Она ждала, но он не стал развивать эту мысль.
– Ну и?
– "Бенчмарк Риэлти" принадлежит Оскару Кантреллу.
– Что? – прошептала она, не веря. – Вы думаете, он имеет к этому отношение?
– Мы сейчас проверяем, – ответил Бенц, не вдаваясь в подробности.
– Как я говорила, я познакомилась с Оскаром на свадьбе. Он был невысокого роста, пять футов и шесть или семь дюймов, и его телосложение не такое, как у мужчины, которого я видела.
– Он мог сбросить вес.
Все это казалось совершенно неверным. Она помнила Оскара. Мужчина, напоминающий плюшевого медвежонка. У него был большой нос, красные щеки и быстрая широкая улыбка. Ну просто настоящий коммивояжер. В нем и намека не было на едва сдерживаемый гнев, который она почувствовала в убийце.

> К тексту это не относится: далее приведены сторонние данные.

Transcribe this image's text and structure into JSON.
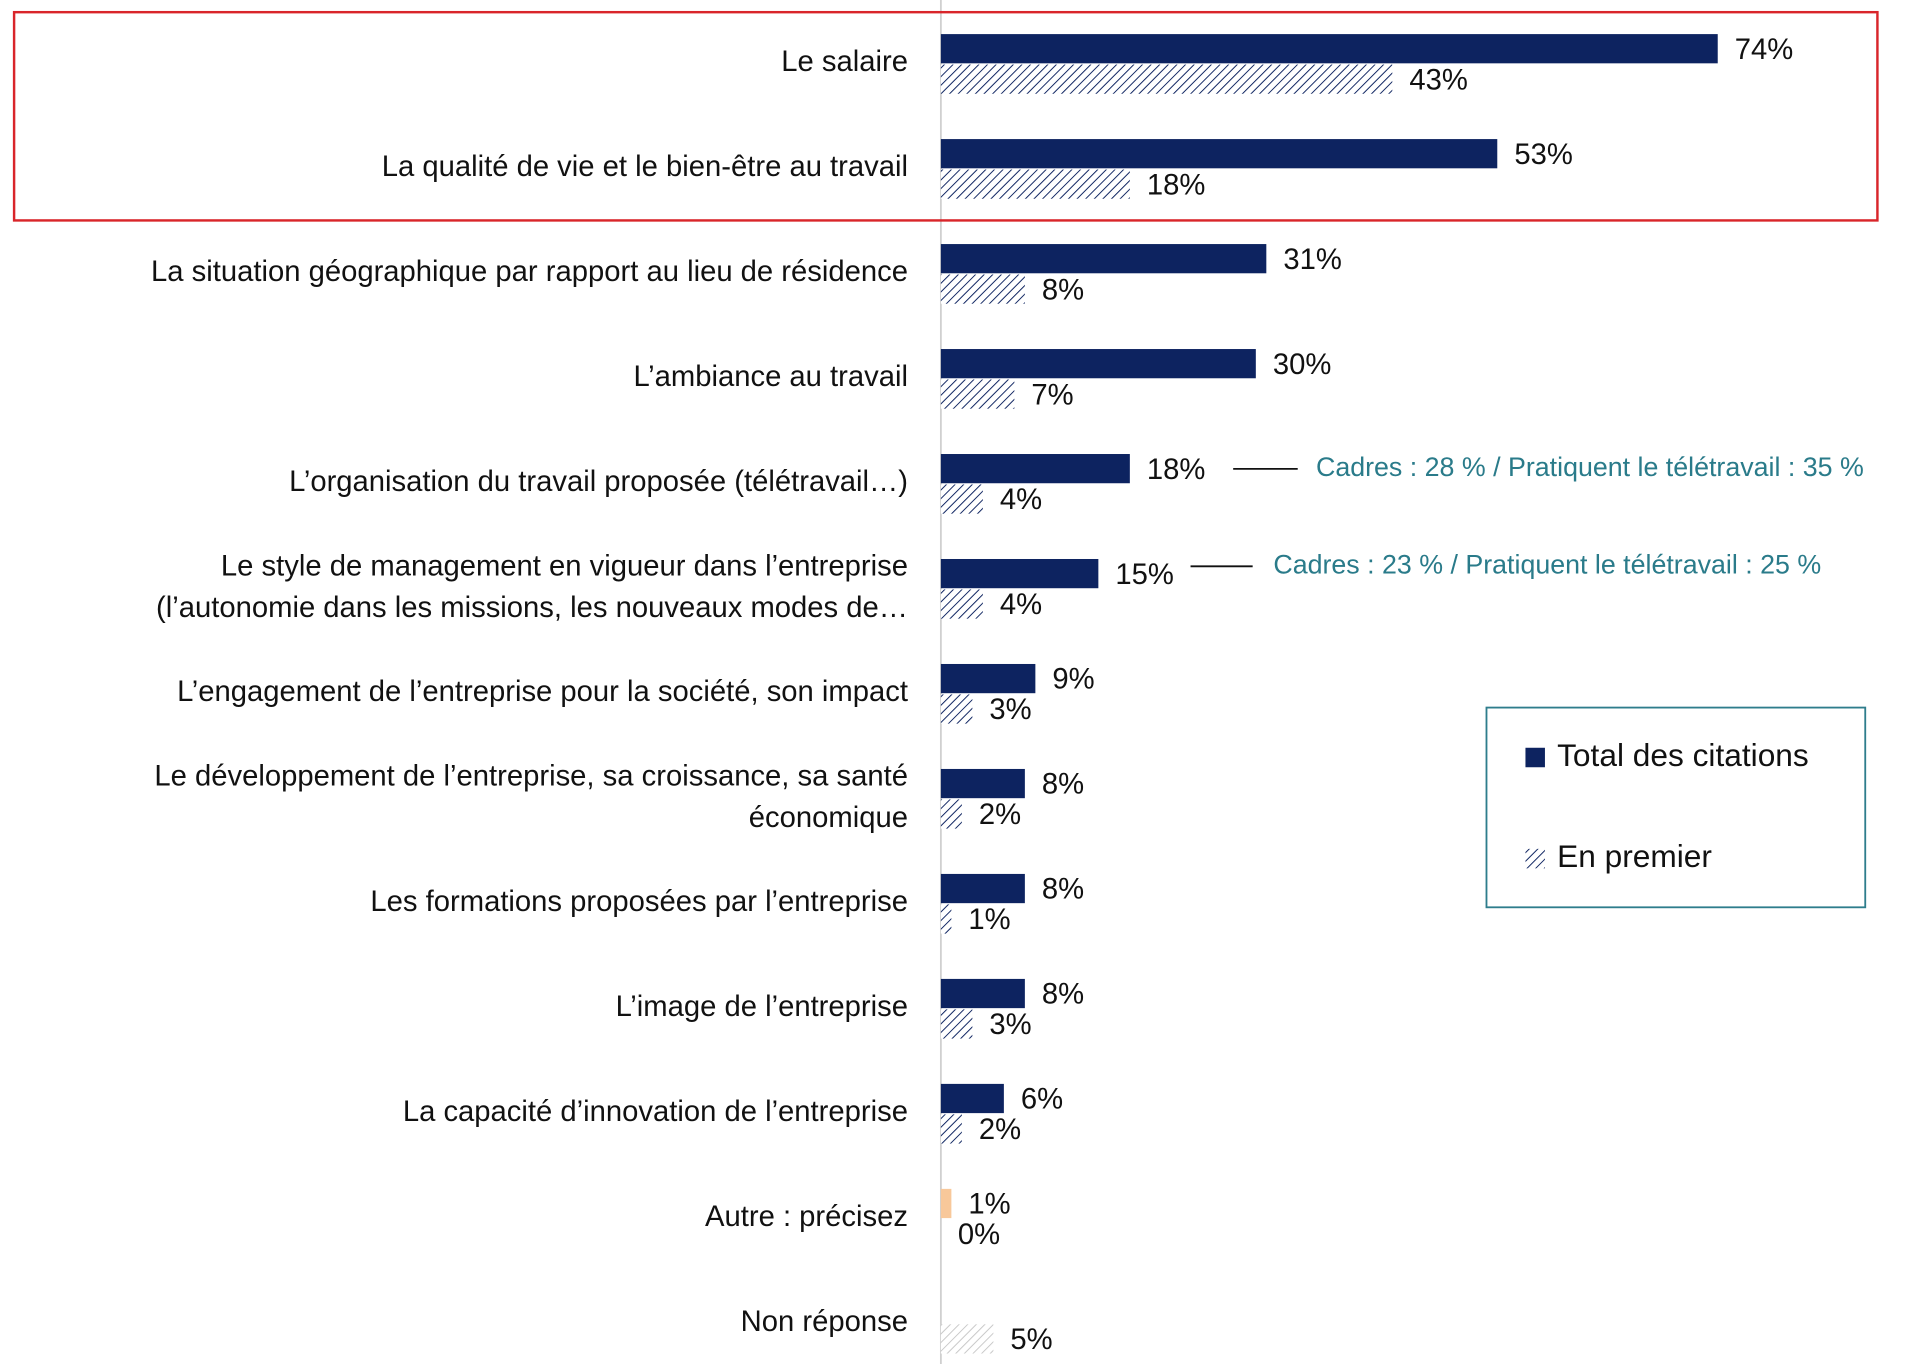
{
  "chart_data": {
    "type": "bar",
    "orientation": "horizontal",
    "categories": [
      "Le salaire",
      "La qualité de vie et le bien-être au travail",
      "La situation géographique par rapport au lieu de résidence",
      "L’ambiance au travail",
      "L’organisation du travail proposée (télétravail…)",
      "Le style de management en vigueur dans l’entreprise\n(l’autonomie dans les missions, les nouveaux modes de…",
      "L’engagement de l’entreprise pour la société, son impact",
      "Le développement de l’entreprise, sa croissance, sa santé\néconomique",
      "Les formations proposées par l’entreprise",
      "L’image de l’entreprise",
      "La capacité d’innovation de l’entreprise",
      "Autre : précisez",
      "Non réponse"
    ],
    "series": [
      {
        "name": "Total des citations",
        "color": "#0d2360",
        "pattern": "solid",
        "colors": [
          "#0d2360",
          "#0d2360",
          "#0d2360",
          "#0d2360",
          "#0d2360",
          "#0d2360",
          "#0d2360",
          "#0d2360",
          "#0d2360",
          "#0d2360",
          "#0d2360",
          "#f8c89a",
          null
        ],
        "values": [
          74,
          53,
          31,
          30,
          18,
          15,
          9,
          8,
          8,
          8,
          6,
          1,
          null
        ],
        "value_labels": [
          "74%",
          "53%",
          "31%",
          "30%",
          "18%",
          "15%",
          "9%",
          "8%",
          "8%",
          "8%",
          "6%",
          "1%",
          null
        ]
      },
      {
        "name": "En premier",
        "color": "#0d2360",
        "pattern": "hatch",
        "colors": [
          "#0d2360",
          "#0d2360",
          "#0d2360",
          "#0d2360",
          "#0d2360",
          "#0d2360",
          "#0d2360",
          "#0d2360",
          "#0d2360",
          "#0d2360",
          "#0d2360",
          "#0d2360",
          "#c8c8c8"
        ],
        "values": [
          43,
          18,
          8,
          7,
          4,
          4,
          3,
          2,
          1,
          3,
          2,
          0,
          5
        ],
        "value_labels": [
          "43%",
          "18%",
          "8%",
          "7%",
          "4%",
          "4%",
          "3%",
          "2%",
          "1%",
          "3%",
          "2%",
          "0%",
          "5%"
        ]
      }
    ],
    "annotations": [
      "Cadres : 28 % / Pratiquent le télétravail : 35 %",
      "Cadres : 23 % / Pratiquent le télétravail : 25 %"
    ]
  }
}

– А с чего бы это Оскару совершать преступление в доме, по которому будет так легко на него выйти? Это как-то глупо. – Она была уверена, что Оскар Кантрелл не был подозреваемым. – Разве у него нет алиби? – Она посмотрела на Бенца, который неторопливо пил кофе, внимательно наблюдая за ней поверх чашки.
– Мы над этим работаем.
– Мама была за ним замужем, кажется, года два. Может, два с половиной от силы, поэтому если вы думаете, что моя связь с преступлением идет через Оскара, вы на ложном пути. Как я уже говорила, я видела его только один раз.
– А вы встречались с кем-нибудь из его родственников? С братом? Отцом?

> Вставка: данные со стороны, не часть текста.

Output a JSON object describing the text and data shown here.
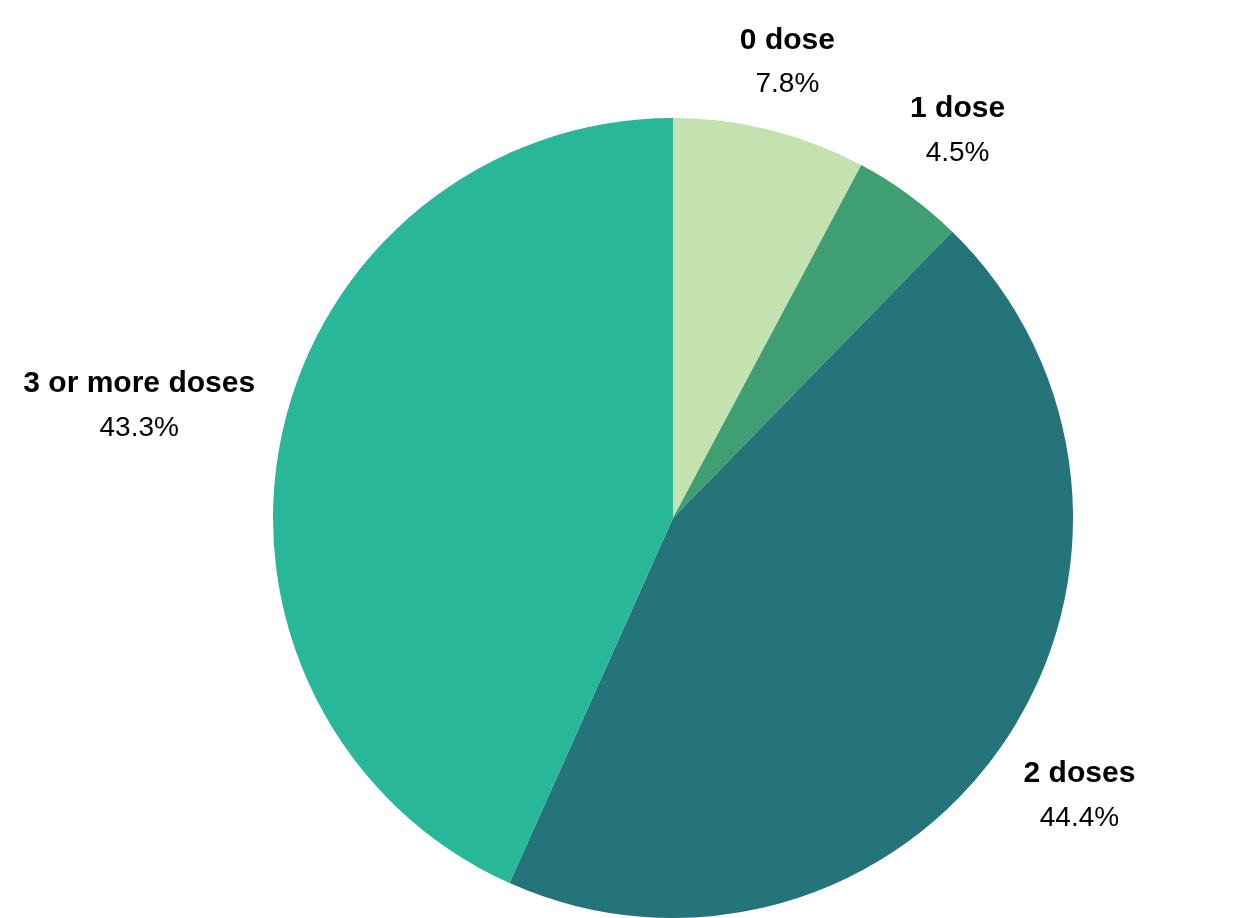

– Нет. Когда Бернадетт была замужем за Оскаром, я жила с бабушкой.
– У них были дети?
– Нет! У меня нет единокровных братьев или сестер. У меня была лишь сестра, которая давно умерла.

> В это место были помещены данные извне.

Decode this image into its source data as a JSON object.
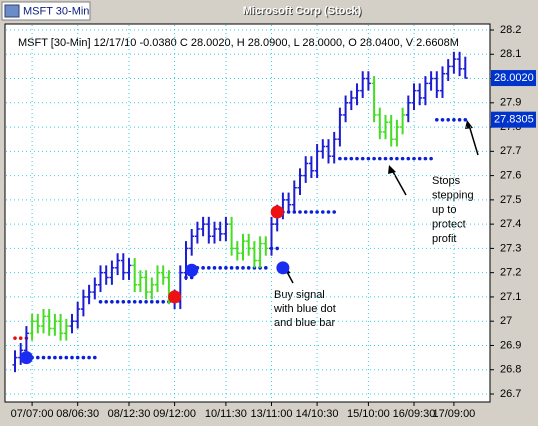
{
  "chart_data": {
    "type": "ohlc",
    "window_label": "MSFT 30-Min",
    "title": "Microsoft  Corp (Stock)",
    "info": "MSFT [30-Min] 12/17/10 -0.0380 C 28.0020, H 28.0900, L 28.0000, O 28.0400, V 2.6608M",
    "ylim": [
      26.7,
      28.2
    ],
    "yticks": [
      26.7,
      26.8,
      26.9,
      27,
      27.1,
      27.2,
      27.3,
      27.4,
      27.5,
      27.6,
      27.7,
      27.8,
      27.9,
      28,
      28.1,
      28.2
    ],
    "grid": true,
    "grid_color": "#33ccee",
    "categories": [
      null,
      null,
      null,
      "07/07:00",
      null,
      null,
      null,
      null,
      null,
      null,
      null,
      "08/06:30",
      null,
      null,
      null,
      null,
      null,
      null,
      null,
      null,
      "08/12:30",
      null,
      null,
      null,
      null,
      null,
      null,
      null,
      "09/12:00",
      null,
      null,
      null,
      null,
      null,
      null,
      null,
      null,
      "10/11:30",
      null,
      null,
      null,
      null,
      null,
      null,
      null,
      "13/11:00",
      null,
      null,
      null,
      null,
      null,
      null,
      null,
      "14/10:30",
      null,
      null,
      null,
      null,
      null,
      null,
      null,
      null,
      "15/10:00",
      null,
      null,
      null,
      null,
      null,
      null,
      null,
      "16/09:30",
      null,
      null,
      null,
      null,
      null,
      null,
      "17/09:00",
      null,
      null
    ],
    "open": [
      26.82,
      26.85,
      26.88,
      26.95,
      27.0,
      26.98,
      27.02,
      26.97,
      27.0,
      26.95,
      26.98,
      27.0,
      27.05,
      27.1,
      27.12,
      27.15,
      27.2,
      27.18,
      27.22,
      27.25,
      27.2,
      27.23,
      27.15,
      27.18,
      27.12,
      27.15,
      27.2,
      27.18,
      27.1,
      27.08,
      27.2,
      27.3,
      27.35,
      27.38,
      27.4,
      27.35,
      27.38,
      27.36,
      27.4,
      27.3,
      27.28,
      27.33,
      27.3,
      27.25,
      27.32,
      27.3,
      27.4,
      27.45,
      27.5,
      27.48,
      27.55,
      27.6,
      27.65,
      27.62,
      27.7,
      27.72,
      27.68,
      27.75,
      27.85,
      27.9,
      27.92,
      27.95,
      28.0,
      27.98,
      27.85,
      27.78,
      27.82,
      27.75,
      27.8,
      27.85,
      27.9,
      27.95,
      27.92,
      27.98,
      28.0,
      27.95,
      28.02,
      28.05,
      28.08,
      28.04
    ],
    "high": [
      26.88,
      26.91,
      26.98,
      27.03,
      27.03,
      27.05,
      27.05,
      27.03,
      27.03,
      27.01,
      27.03,
      27.08,
      27.13,
      27.15,
      27.18,
      27.23,
      27.23,
      27.25,
      27.28,
      27.28,
      27.26,
      27.26,
      27.21,
      27.21,
      27.18,
      27.23,
      27.23,
      27.21,
      27.13,
      27.23,
      27.33,
      27.38,
      27.41,
      27.43,
      27.43,
      27.41,
      27.41,
      27.43,
      27.43,
      27.33,
      27.36,
      27.36,
      27.33,
      27.35,
      27.35,
      27.43,
      27.48,
      27.53,
      27.53,
      27.58,
      27.63,
      27.68,
      27.68,
      27.73,
      27.75,
      27.75,
      27.78,
      27.88,
      27.93,
      27.95,
      27.98,
      28.03,
      28.03,
      28.01,
      27.88,
      27.85,
      27.85,
      27.83,
      27.88,
      27.93,
      27.98,
      27.98,
      28.01,
      28.03,
      28.03,
      28.05,
      28.08,
      28.11,
      28.11,
      28.09
    ],
    "low": [
      26.79,
      26.82,
      26.85,
      26.92,
      26.95,
      26.95,
      26.94,
      26.94,
      26.92,
      26.92,
      26.95,
      26.97,
      27.02,
      27.07,
      27.09,
      27.12,
      27.15,
      27.15,
      27.19,
      27.17,
      27.17,
      27.12,
      27.12,
      27.09,
      27.09,
      27.12,
      27.15,
      27.07,
      27.05,
      27.05,
      27.17,
      27.27,
      27.32,
      27.35,
      27.32,
      27.32,
      27.33,
      27.33,
      27.27,
      27.25,
      27.25,
      27.27,
      27.22,
      27.22,
      27.27,
      27.27,
      27.37,
      27.42,
      27.45,
      27.45,
      27.52,
      27.57,
      27.59,
      27.59,
      27.67,
      27.65,
      27.65,
      27.72,
      27.82,
      27.87,
      27.89,
      27.92,
      27.95,
      27.82,
      27.75,
      27.75,
      27.72,
      27.72,
      27.77,
      27.82,
      27.87,
      27.89,
      27.89,
      27.95,
      27.92,
      27.92,
      27.99,
      28.02,
      28.01,
      28.0
    ],
    "close": [
      26.85,
      26.88,
      26.95,
      27.0,
      26.98,
      27.02,
      26.97,
      27.0,
      26.95,
      26.98,
      27.0,
      27.05,
      27.1,
      27.12,
      27.15,
      27.2,
      27.18,
      27.22,
      27.25,
      27.2,
      27.23,
      27.15,
      27.18,
      27.12,
      27.15,
      27.2,
      27.18,
      27.1,
      27.08,
      27.2,
      27.3,
      27.35,
      27.38,
      27.4,
      27.35,
      27.38,
      27.36,
      27.4,
      27.3,
      27.28,
      27.33,
      27.3,
      27.25,
      27.32,
      27.3,
      27.4,
      27.45,
      27.5,
      27.48,
      27.55,
      27.6,
      27.65,
      27.62,
      27.7,
      27.72,
      27.68,
      27.75,
      27.85,
      27.9,
      27.92,
      27.95,
      28.0,
      27.98,
      27.85,
      27.78,
      27.82,
      27.75,
      27.8,
      27.85,
      27.9,
      27.95,
      27.92,
      27.98,
      28.0,
      27.95,
      28.02,
      28.05,
      28.08,
      28.04,
      28.002
    ],
    "colors": [
      "#1c1cd0",
      "#1c1cd0",
      "#1c1cd0",
      "#44dd22",
      "#44dd22",
      "#44dd22",
      "#44dd22",
      "#44dd22",
      "#44dd22",
      "#44dd22",
      "#1c1cd0",
      "#1c1cd0",
      "#1c1cd0",
      "#1c1cd0",
      "#1c1cd0",
      "#1c1cd0",
      "#1c1cd0",
      "#1c1cd0",
      "#1c1cd0",
      "#1c1cd0",
      "#1c1cd0",
      "#44dd22",
      "#44dd22",
      "#44dd22",
      "#44dd22",
      "#44dd22",
      "#44dd22",
      "#44dd22",
      "#1c1cd0",
      "#1c1cd0",
      "#1c1cd0",
      "#1c1cd0",
      "#1c1cd0",
      "#1c1cd0",
      "#1c1cd0",
      "#1c1cd0",
      "#1c1cd0",
      "#1c1cd0",
      "#44dd22",
      "#44dd22",
      "#44dd22",
      "#44dd22",
      "#44dd22",
      "#44dd22",
      "#44dd22",
      "#1c1cd0",
      "#1c1cd0",
      "#1c1cd0",
      "#1c1cd0",
      "#1c1cd0",
      "#1c1cd0",
      "#1c1cd0",
      "#1c1cd0",
      "#1c1cd0",
      "#1c1cd0",
      "#1c1cd0",
      "#1c1cd0",
      "#1c1cd0",
      "#1c1cd0",
      "#1c1cd0",
      "#1c1cd0",
      "#1c1cd0",
      "#1c1cd0",
      "#44dd22",
      "#44dd22",
      "#44dd22",
      "#44dd22",
      "#44dd22",
      "#44dd22",
      "#1c1cd0",
      "#1c1cd0",
      "#1c1cd0",
      "#1c1cd0",
      "#1c1cd0",
      "#1c1cd0",
      "#1c1cd0",
      "#1c1cd0",
      "#1c1cd0",
      "#1c1cd0",
      "#1c1cd0"
    ],
    "stop_series": [
      {
        "color": "#0a1fd8",
        "values": [
          null,
          null,
          null,
          26.85,
          26.85,
          26.85,
          26.85,
          26.85,
          26.85,
          26.85,
          26.85,
          26.85,
          26.85,
          26.85,
          26.85,
          27.08,
          27.08,
          27.08,
          27.08,
          27.08,
          27.08,
          27.08,
          27.08,
          27.08,
          27.08,
          27.08,
          27.08,
          27.08,
          null,
          null,
          27.18,
          27.18,
          27.22,
          27.22,
          27.22,
          27.22,
          27.22,
          27.22,
          27.22,
          27.22,
          27.22,
          27.22,
          27.22,
          27.22,
          27.22,
          27.3,
          27.3,
          27.45,
          27.45,
          27.45,
          27.45,
          27.45,
          27.45,
          27.45,
          27.45,
          27.45,
          27.45,
          27.67,
          27.67,
          27.67,
          27.67,
          27.67,
          27.67,
          27.67,
          27.67,
          27.67,
          27.67,
          27.67,
          27.67,
          27.67,
          27.67,
          27.67,
          27.67,
          27.67,
          27.83,
          27.83,
          27.83,
          27.83,
          27.83,
          27.83
        ]
      },
      {
        "color": "#e01010",
        "values": [
          26.93,
          26.93,
          26.93,
          null,
          null,
          null,
          null,
          null,
          null,
          null,
          null,
          null,
          null,
          null,
          null,
          null,
          null,
          null,
          null,
          null,
          null,
          null,
          null,
          null,
          null,
          null,
          null,
          null,
          null,
          null,
          null,
          null,
          null,
          null,
          null,
          null,
          null,
          null,
          null,
          null,
          null,
          null,
          null,
          null,
          null,
          null,
          null,
          null,
          null,
          null,
          null,
          null,
          null,
          null,
          null,
          null,
          null,
          null,
          null,
          null,
          null,
          null,
          null,
          null,
          null,
          null,
          null,
          null,
          null,
          null,
          null,
          null,
          null,
          null,
          null,
          null,
          null,
          null,
          null,
          null
        ]
      }
    ],
    "signals": {
      "x": [
        2,
        28,
        31,
        46,
        47
      ],
      "values": [
        26.85,
        27.1,
        27.21,
        27.45,
        27.22
      ],
      "colors": [
        "#1a2cf0",
        "#ee1111",
        "#1a2cf0",
        "#ee1111",
        "#1a2cf0"
      ]
    },
    "last_close": {
      "value": 28.002,
      "label": "28.0020"
    },
    "last_stop": {
      "value": 27.8305,
      "label": "27.8305"
    },
    "buy_note": [
      "Buy signal",
      "with blue dot",
      "and blue bar"
    ],
    "stops_note": [
      "Stops",
      "stepping",
      "up to",
      "protect",
      "profit"
    ]
  }
}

Он кивнул, как будто понял, но Оливия увидела, что его взгляд помрачнел.
– В чем дело? – спросила она. – Вы мне не верите?
– Просто пытаюсь связать все воедино.
– Вы что, вообще никому не доверяете? – спросила она. – Что с вами такое, Бенц? Вас так измучила работа, Что вы никому не верите, или дело в чем-то другом? Что-то случилось лично с вами?
Его губы искривились.
– Может быть, вы мне скажете? Вы же медиум?
Это было уже слишком. У него был суровый деловой вид, когда он еще только вошел в магазин. И он снова стал подозрительным.
– Я ухожу. – Она схватила свою сумочку.
– Подождите минутку, – сказал он. Несколько человек из соседних кабинок повернули головы.
– Хватит. Мне уже до смерти надоело, что меня исподтишка проверяют. Я знаю, что вам это кажется довольно бессмысленным, ясно? Мне это тоже кажется бессмысленным. Но ничего не поделаешь. Я думала... в смысле... разве вы мне не верите? Разве вы не говорили, что... А, черт, это неважно! – Она гневно удалилась, думая, зачем она вообще пыталась что-то объяснять этому твердолобому полицейскому. Она услышала, как он положил деньги на стол, и почувствовала его руку на себе у выхода.
– Оливия...
– Прекратите, Бенц. Не важно, что вы хотите сказать, просто прекратите. Мне это не интересно. Я свое дело сделала, исполнила свой гражданский долг и достаточно натерпелась от вашего недоверия и оскорблений. Достаточно.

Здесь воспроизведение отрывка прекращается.